During that time, incomes for the best-paid 6% of earners rose by 62% in real, inflation-adjusted terms, he said. For the other 94%, incomes rose by just 17%.

The net result was that the lion’s share of U.S. income growth was above the Social Security cap, and wasn’t subject to the program’s payroll taxes. The percentage of incomes subject to the program’s tax collapsed from around 90% in the early 1980s to barely 82% by the turn of the millennium. …

5 comments:

Anonymous said...

Pretty much, the bottom line is that SSA works by having the poorest funding the poorest. The way it's set up now, with rich capping out of paying into Social Security, makes it a regressive tax. The obvious solution is let the rich continue to pay until much higher limits. I understand the rich will claim that they shouldn't pay more because the won't get more, but the solution is to continue the upward pay spiral of diminishing returns that now exists. As one contributes to SSA the incremental increase in benefits per additional dollar contributed shrinks, due to the way the system is set up to give more bang per earlier dollar paid into the system. Just continue the system upward and give the rich a little bit more benefits (on a diminishing return basis) for additional dollars paid in. The rich will still get something for their additional money, but the larger percentage of their contribution will go towards lower earning people's benefits. This can help fund social security endlessly

Anonymous said...

Yeah, but this is actually a good thing, because the uber-wealthy now have more money to spend on “philanthropic” work, like maintaining their children’s rich private schools’ golf courses, riding trails and lacrosse fields.

Anonymous said...

So we know the reason why, but we will choose not to fix it.
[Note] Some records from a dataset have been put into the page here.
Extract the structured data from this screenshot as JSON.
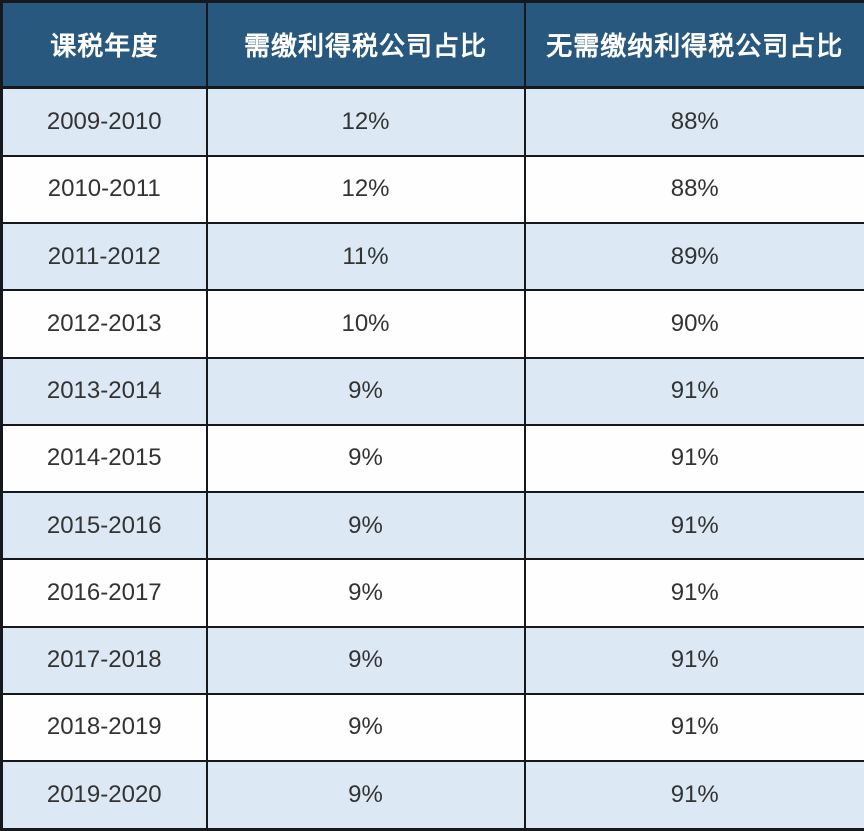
{
  "chart_data": {
    "type": "table",
    "title": "",
    "columns": [
      "课税年度",
      "需缴利得税公司占比",
      "无需缴纳利得税公司占比"
    ],
    "rows": [
      [
        "2009-2010",
        "12%",
        "88%"
      ],
      [
        "2010-2011",
        "12%",
        "88%"
      ],
      [
        "2011-2012",
        "11%",
        "89%"
      ],
      [
        "2012-2013",
        "10%",
        "90%"
      ],
      [
        "2013-2014",
        "9%",
        "91%"
      ],
      [
        "2014-2015",
        "9%",
        "91%"
      ],
      [
        "2015-2016",
        "9%",
        "91%"
      ],
      [
        "2016-2017",
        "9%",
        "91%"
      ],
      [
        "2017-2018",
        "9%",
        "91%"
      ],
      [
        "2018-2019",
        "9%",
        "91%"
      ],
      [
        "2019-2020",
        "9%",
        "91%"
      ]
    ],
    "layout_hints": {
      "striped": "odd data rows (1st, 3rd, ...) are light blue, others white",
      "grid": true,
      "header_style": "dark blue background, white bold text"
    }
  },
  "colors": {
    "header_bg": "#28587d",
    "header_text": "#ffffff",
    "row_alt_bg": "#dce9f5",
    "row_bg": "#fefefe",
    "border": "#15191d",
    "body_text": "#333333"
  }
}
After working for the agency for almost 20 years, this is right in line with how the government operates as a whole. Let’s identify the problem and then implement a bunch of changes that won’t really address that issue. Then we’ll pretend like we don’t know why the problem still exists because we’ve done x, y and z.

The folks running this country and imbeciles…on both sides.

Anonymous said...

No surprise. Plus Bug Capital's push to moving as many people into the gig economy as possibly probably also artificially depresses payroll tax.

Anonymous said...

One of the proposed fixes for Social Security is to raise the taxable cap to an amount that each year would apply to 90% of income subject to FICA. It's a fix that is often goes unmentioned.